Health and social concerns about living in three communities affected by per- and polyfluoroalkyl substances (PFAS): A qualitative study in Australia
By Cathy Banwell, Tambri Housen, Kayla Smurthwaite, Susan Trevenar, Liz Walker, Katherine Todd, May Rosas, and Martyn Kirk
January 19, 2021
Exposure to per- and polyfluoroalkyl substances (PFAS) is a public health issue globally. In Australia high concentrations of PFAS have been found in environments close to sites where Aqueous Film Forming Foams (AFFF) were historically used for firefighting activities. This has resulted in significant community concern about the potential long-term health effects of these chemicals.
We describe residents' perceptions and experiences of PFAS in three regional Australian towns where exposure has occurred.

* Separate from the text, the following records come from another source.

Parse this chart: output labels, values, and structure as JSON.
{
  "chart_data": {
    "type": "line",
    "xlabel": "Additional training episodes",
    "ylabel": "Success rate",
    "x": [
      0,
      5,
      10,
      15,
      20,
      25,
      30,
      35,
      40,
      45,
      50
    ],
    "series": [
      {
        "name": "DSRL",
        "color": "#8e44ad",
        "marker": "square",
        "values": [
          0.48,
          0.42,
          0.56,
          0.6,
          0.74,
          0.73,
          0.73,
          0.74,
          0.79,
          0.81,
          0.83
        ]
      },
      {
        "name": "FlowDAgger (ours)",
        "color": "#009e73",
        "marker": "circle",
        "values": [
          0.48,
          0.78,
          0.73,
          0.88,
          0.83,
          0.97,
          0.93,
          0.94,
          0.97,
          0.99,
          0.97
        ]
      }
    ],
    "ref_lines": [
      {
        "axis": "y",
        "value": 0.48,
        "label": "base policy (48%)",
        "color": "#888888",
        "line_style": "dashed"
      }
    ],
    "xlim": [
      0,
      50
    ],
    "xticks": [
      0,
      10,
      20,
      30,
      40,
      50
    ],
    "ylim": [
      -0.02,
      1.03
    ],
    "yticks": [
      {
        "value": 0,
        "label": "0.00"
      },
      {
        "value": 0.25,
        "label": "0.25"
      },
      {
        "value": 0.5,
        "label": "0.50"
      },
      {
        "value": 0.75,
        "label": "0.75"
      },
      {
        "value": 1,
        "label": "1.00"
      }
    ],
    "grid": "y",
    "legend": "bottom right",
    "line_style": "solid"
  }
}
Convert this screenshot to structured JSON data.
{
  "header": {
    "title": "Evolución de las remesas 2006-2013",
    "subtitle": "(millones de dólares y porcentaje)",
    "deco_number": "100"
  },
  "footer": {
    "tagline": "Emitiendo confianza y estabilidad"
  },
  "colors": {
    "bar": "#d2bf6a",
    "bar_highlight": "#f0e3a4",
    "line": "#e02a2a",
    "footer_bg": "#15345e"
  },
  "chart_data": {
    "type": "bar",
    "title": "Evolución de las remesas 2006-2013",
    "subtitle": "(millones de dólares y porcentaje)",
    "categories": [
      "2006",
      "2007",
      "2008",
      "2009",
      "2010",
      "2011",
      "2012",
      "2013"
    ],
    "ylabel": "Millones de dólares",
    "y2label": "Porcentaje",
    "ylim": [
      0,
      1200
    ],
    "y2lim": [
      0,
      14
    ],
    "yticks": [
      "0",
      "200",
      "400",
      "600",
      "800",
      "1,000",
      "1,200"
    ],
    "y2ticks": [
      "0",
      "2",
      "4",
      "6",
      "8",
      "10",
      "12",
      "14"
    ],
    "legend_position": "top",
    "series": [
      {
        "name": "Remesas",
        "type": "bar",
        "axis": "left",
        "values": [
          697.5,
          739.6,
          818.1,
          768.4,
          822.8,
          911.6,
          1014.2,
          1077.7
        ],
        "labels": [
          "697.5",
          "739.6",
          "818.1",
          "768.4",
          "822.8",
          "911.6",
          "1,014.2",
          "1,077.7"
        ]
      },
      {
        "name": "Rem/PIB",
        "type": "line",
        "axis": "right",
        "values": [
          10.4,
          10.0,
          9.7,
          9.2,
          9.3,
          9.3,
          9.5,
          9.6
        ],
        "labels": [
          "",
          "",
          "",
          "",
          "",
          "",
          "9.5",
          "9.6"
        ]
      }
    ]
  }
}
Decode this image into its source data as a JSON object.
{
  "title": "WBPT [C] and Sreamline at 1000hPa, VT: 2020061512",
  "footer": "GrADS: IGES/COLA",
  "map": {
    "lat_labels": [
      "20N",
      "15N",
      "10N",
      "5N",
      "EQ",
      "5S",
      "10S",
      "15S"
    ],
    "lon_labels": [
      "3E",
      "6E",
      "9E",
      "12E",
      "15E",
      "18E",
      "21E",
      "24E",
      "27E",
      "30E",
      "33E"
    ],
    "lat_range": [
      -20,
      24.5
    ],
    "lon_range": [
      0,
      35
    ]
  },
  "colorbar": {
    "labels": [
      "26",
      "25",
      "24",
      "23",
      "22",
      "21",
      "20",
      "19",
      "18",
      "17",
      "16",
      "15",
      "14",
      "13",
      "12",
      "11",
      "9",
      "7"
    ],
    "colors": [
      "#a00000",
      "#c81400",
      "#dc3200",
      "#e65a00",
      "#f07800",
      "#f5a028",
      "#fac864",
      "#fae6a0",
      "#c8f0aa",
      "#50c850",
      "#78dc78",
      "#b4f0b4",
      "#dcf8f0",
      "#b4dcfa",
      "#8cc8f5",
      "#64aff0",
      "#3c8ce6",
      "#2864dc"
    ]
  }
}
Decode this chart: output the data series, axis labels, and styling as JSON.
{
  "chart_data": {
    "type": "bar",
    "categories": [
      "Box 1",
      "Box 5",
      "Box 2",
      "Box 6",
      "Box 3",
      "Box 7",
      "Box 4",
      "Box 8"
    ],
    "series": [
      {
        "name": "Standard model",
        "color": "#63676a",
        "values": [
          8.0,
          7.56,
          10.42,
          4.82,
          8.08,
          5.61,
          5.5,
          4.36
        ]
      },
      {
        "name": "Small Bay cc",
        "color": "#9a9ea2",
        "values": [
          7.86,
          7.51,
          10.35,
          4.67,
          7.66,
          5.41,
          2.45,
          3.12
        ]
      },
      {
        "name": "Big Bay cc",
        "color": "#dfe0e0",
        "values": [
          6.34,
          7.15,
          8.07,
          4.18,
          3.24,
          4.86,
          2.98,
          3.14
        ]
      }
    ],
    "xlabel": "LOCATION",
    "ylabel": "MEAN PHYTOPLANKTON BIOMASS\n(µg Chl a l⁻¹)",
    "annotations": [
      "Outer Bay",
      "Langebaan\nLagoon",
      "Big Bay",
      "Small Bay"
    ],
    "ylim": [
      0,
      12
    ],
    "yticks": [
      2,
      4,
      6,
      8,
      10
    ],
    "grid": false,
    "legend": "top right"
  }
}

We conducted focus groups to generate free-flowing open discussion on PFAS in three affected communities, including some with significant numbers of First Nations Peoples. We recruited participants using a range of media outlets and postal services. Focus group transcripts were analysed thematically to identify major shared concerns using Atlas Ti.
One hundred and eighty residents attended fifteen focus groups that were conducted in the three communities. They included 69 First Nations People living in three communities near the town of Katherine in the Northern Territory. Study participants were concerned about potential physical health effects of exposure to PFAS, such as cancer clusters, unexplained deaths, potential exacerbation of existing health conditions, and the future health of their children. They expressed feelings of stress and anxiety about living with uncertainty related to the possible health and the socio-economic impacts of PFAS contamination in their communities.
While research has concentrated on the physical health effects of PFAS, more attention needs to be given to the immediate psychosocial impacts of living in an affected community.